For this reason, it further observed that his “interest” would likely be much less than 50 percent based actuarial data (i.e., which spouse would outlive the other based on actuarial data). Thus, it was highly questionable that a finding could be made that the sale of Murray’s co-ownership interest would realize much less in bankruptcy than would a sale of the entire property free and clear of the interests of his wife, which is a requirement for a “free and clear” sale.
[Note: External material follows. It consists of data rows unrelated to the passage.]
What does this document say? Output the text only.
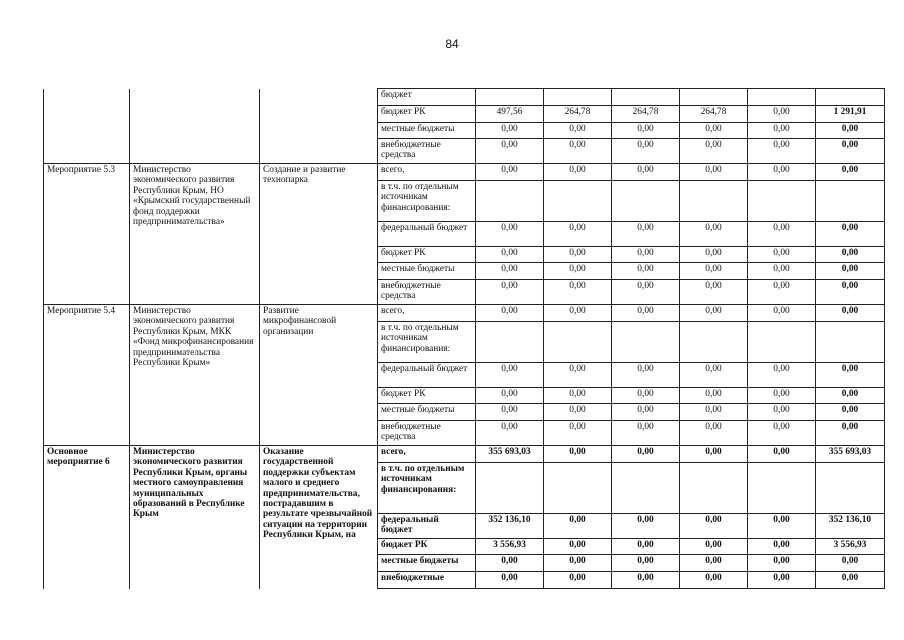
84
			бюджет						
			бюджет РК	497,56	264,78	264,78	264,78	0,00	1 291,91
			местные бюджеты	0,00	0,00	0,00	0,00	0,00	0,00
			внебюджетные средства	0,00	0,00	0,00	0,00	0,00	0,00
Мероприятие 5.3	Министерство экономического развития Республики Крым, НО «Крымский государственный фонд поддержки предпринимательства»	Создание и развитие технопарка	всего,	0,00	0,00	0,00	0,00	0,00	0,00
			в т.ч. по отдельным источникам финансирования:						
			федеральный бюджет	0,00	0,00	0,00	0,00	0,00	0,00
			бюджет РК	0,00	0,00	0,00	0,00	0,00	0,00
			местные бюджеты	0,00	0,00	0,00	0,00	0,00	0,00
			внебюджетные средства	0,00	0,00	0,00	0,00	0,00	0,00
Мероприятие 5.4	Министерство экономического развития Республики Крым, МКК «Фонд микрофинансирования предпринимательства Республики Крым»	Развитие микрофинансовой организации	всего,	0,00	0,00	0,00	0,00	0,00	0,00
			в т.ч. по отдельным источникам финансирования:						
			федеральный бюджет	0,00	0,00	0,00	0,00	0,00	0,00
			бюджет РК	0,00	0,00	0,00	0,00	0,00	0,00
			местные бюджеты	0,00	0,00	0,00	0,00	0,00	0,00
			внебюджетные средства	0,00	0,00	0,00	0,00	0,00	0,00
Основное мероприятие 6	Министерство экономического развития Республики Крым, органы местного самоуправления муниципальных образований в Республике Крым	Оказание государственной поддержки субъектам малого и среднего предпринимательства, пострадавшим в результате чрезвычайной ситуации на территории Республики Крым, на	всего,	355 693,03	0,00	0,00	0,00	0,00	355 693,03
			в т.ч. по отдельным источникам финансирования:						
			федеральный бюджет	352 136,10	0,00	0,00	0,00	0,00	352 136,10
			бюджет РК	3 556,93	0,00	0,00	0,00	0,00	3 556,93
			местные бюджеты	0,00	0,00	0,00	0,00	0,00	0,00
			внебюджетные	0,00	0,00	0,00	0,00	0,00	0,00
The Second Circuit also noted that the “non-economic detriment” to the wife from a sale free and clear could outweigh the benefit to the bankruptcy estate from such a sale, which, if established, was another reason the bankruptcy sale could be defeated.

From a more philosophical perspective, the Second Circuit instructed that involuntary bankruptcies should not be used as a collection device for a single creditor, but rather, are to be used to protect or benefit all creditors when, e.g., a single or several more aggressive creditors are gaining collection advantages vis a vis other creditors – or the debtor is depleting assets to the detriment of all creditors – and the involuntary bankruptcy would be used to undo the collection advantages or depletion of assets for the benefit of creditors as a whole.

The lesson of the Murray decision, therefore, is that an involuntary bankruptcy should not be used when there are adequate state law remedies for the debtor’s creditors and the collective and community purpose of bankruptcy, from a creditor perspective, would not be served.